The idea that the media should be free is an extension of democracy. Globally, the belief remains that when the media is free, it would be able to hold leaders and individuals accountable based on their direct and indirect dealings. In the spirit of being freed, we have seen situations, where journalists and other media practitioners abused the privilege, damaging corporate and individual’s reputation through unverified and malicious news reports.

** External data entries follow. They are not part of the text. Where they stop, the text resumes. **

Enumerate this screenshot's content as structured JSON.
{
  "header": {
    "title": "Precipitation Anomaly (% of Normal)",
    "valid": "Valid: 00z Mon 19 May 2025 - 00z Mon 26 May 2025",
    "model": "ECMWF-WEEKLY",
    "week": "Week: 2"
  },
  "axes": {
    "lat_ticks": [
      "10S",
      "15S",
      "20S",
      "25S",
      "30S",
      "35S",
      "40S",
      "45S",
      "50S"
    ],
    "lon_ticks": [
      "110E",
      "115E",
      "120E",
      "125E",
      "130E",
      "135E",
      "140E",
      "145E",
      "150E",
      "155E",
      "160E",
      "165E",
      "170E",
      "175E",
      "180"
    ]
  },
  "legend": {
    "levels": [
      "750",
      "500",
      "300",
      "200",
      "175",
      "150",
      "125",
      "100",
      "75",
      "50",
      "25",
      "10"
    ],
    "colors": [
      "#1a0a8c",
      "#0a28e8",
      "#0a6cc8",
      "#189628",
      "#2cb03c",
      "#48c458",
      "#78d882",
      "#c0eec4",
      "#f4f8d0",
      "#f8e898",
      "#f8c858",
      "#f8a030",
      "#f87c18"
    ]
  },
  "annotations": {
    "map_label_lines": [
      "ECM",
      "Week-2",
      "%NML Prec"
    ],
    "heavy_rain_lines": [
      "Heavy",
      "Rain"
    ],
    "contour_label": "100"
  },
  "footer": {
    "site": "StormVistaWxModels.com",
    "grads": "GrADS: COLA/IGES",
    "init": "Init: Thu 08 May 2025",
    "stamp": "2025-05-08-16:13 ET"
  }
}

When the reports are pushed out, only a few of their audience has the ability and capacity of interrogating the frames and agendas set in the reports, which requires applying the rudiments of logic. Isn’t it time we needed to be teaching logic right from secondary schools? Or is it better to say our Quantitative and Verbal Reasoning subjects should better be taught with practical/real-life examples? I developed this curiosity some days ago when many Nigerian newspapers (with digital presence) kept reporting that one of Chief Sunday Igboho’s aides who was said to have been killed by the DSS in a “raid” to Igboho’s house in Ìbàdàn, was shot 48 times! One of Chief Igboho’s men was said to have told journalists that number. Thus, this short logical questioning isn’t about the legality of the DSS actions and Igboho’s aides’ counter-actions- the court will decide that. This opinion is therefore about the need for journalists and the citizens they disseminate information to to always question certain points made by news sources. That’s what I called “logical questioning” up there!

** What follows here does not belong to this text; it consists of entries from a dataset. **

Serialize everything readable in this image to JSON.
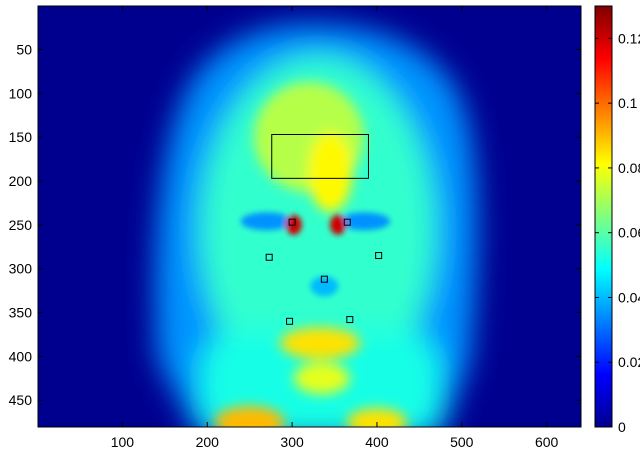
{
  "chart_data": {
    "type": "heatmap",
    "title": "",
    "xlabel": "",
    "ylabel": "",
    "colormap": "jet",
    "xlim": [
      1,
      640
    ],
    "ylim": [
      480,
      1
    ],
    "x_ticks": [
      100,
      200,
      300,
      400,
      500,
      600
    ],
    "y_ticks": [
      50,
      100,
      150,
      200,
      250,
      300,
      350,
      400,
      450
    ],
    "colorbar": {
      "range": [
        0,
        0.13
      ],
      "ticks": [
        0,
        0.02,
        0.04,
        0.06,
        0.08,
        0.1,
        0.12
      ],
      "tick_labels": [
        "0",
        "0.02",
        "0.04",
        "0.06",
        "0.08",
        "0.1",
        "0.12"
      ]
    },
    "regions": [
      {
        "shape": "rect",
        "x": [
          276,
          390
        ],
        "y": [
          147,
          197
        ]
      },
      {
        "shape": "square",
        "x": 300,
        "y": 247
      },
      {
        "shape": "square",
        "x": 365,
        "y": 247
      },
      {
        "shape": "square",
        "x": 273,
        "y": 287
      },
      {
        "shape": "square",
        "x": 402,
        "y": 285
      },
      {
        "shape": "square",
        "x": 338,
        "y": 312
      },
      {
        "shape": "square",
        "x": 297,
        "y": 360
      },
      {
        "shape": "square",
        "x": 368,
        "y": 358
      }
    ],
    "intensity_field": [
      {
        "feature": "background",
        "value": 0.004
      },
      {
        "feature": "hair",
        "x": 330,
        "y": 150,
        "value": 0.035
      },
      {
        "feature": "face",
        "x": 330,
        "y": 270,
        "value": 0.055
      },
      {
        "feature": "neck",
        "x": 335,
        "y": 450,
        "value": 0.052
      },
      {
        "feature": "forehead-center",
        "x": 320,
        "y": 150,
        "value": 0.072
      },
      {
        "feature": "forehead-band",
        "x": 345,
        "y": 190,
        "value": 0.082
      },
      {
        "feature": "inner-eye-left",
        "x": 302,
        "y": 250,
        "value": 0.12
      },
      {
        "feature": "inner-eye-right",
        "x": 354,
        "y": 250,
        "value": 0.12
      },
      {
        "feature": "eye-socket-left",
        "x": 270,
        "y": 246,
        "value": 0.035
      },
      {
        "feature": "eye-socket-right",
        "x": 385,
        "y": 246,
        "value": 0.035
      },
      {
        "feature": "nose-tip",
        "x": 338,
        "y": 320,
        "value": 0.04
      },
      {
        "feature": "mouth",
        "x": 333,
        "y": 385,
        "value": 0.085
      },
      {
        "feature": "chin",
        "x": 335,
        "y": 425,
        "value": 0.078
      },
      {
        "feature": "neck-left",
        "x": 250,
        "y": 475,
        "value": 0.09
      },
      {
        "feature": "neck-right",
        "x": 400,
        "y": 475,
        "value": 0.085
      }
    ]
  }
}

Yes, the source said the aide was shot 48 times, but that doesn’t mean the source was right. We, as journalists, shouldn’t just hide under the principle of “sourcing” or the concept of “our source said” to dish us utterances we should have questioned before going to press at all! As a professional, if you are moved by emotions, your intelligence can be rendered questionable. Now, let’s think together: Someone was shot at 48 times; he didn’t die, yet he refused to run away- he relied on charms bá (that’s not my focus here)? Who was counting the times the bullets were shot? We hardly need an expert’s explanation of how our minds work when fright knocks at our doors. The DSS was said to have continued to shoot and attack the house for about an hour (in some quarters, it was a gun duel between the DSS and Igboho’s boys). In that situation, it was expected that nobody would even be thinking straight than to leave or remain in that scene unhurt. Maybe the mind of the person who counted the “48 gunshots” was special that he/she concentrated on the number of shots more than his/her own safety.
Another case where logic should have been used by journalists was when a governor said he ran about one and half kilometres on foot to escape from being assassinated while visiting his farm. Where were his details when he was running (though he later thanked them for repelling the “attack)? Didn’t his security details hold guns to have used to kill the “killers” or to chase the “killers” away, at least? If the Governor ran, who measured the kilometres he told journalists? But, do we question some of these things as journos? Peem, “they (the sources) have said it, and we should publish it!” is traditional journalism practice– in as much as it has been credited or attributed to a source or sources, the rest na story! However, I strongly suggest it is time Nigerian journalists started questioning some utterances from their sources and questioned the logicality of their utterances in matters of great importance. They shouldn’t be interested in attributing questionable headlines to questionable sources just to gain traffic and sell such news. We should all be socially responsible as news producers and consumers!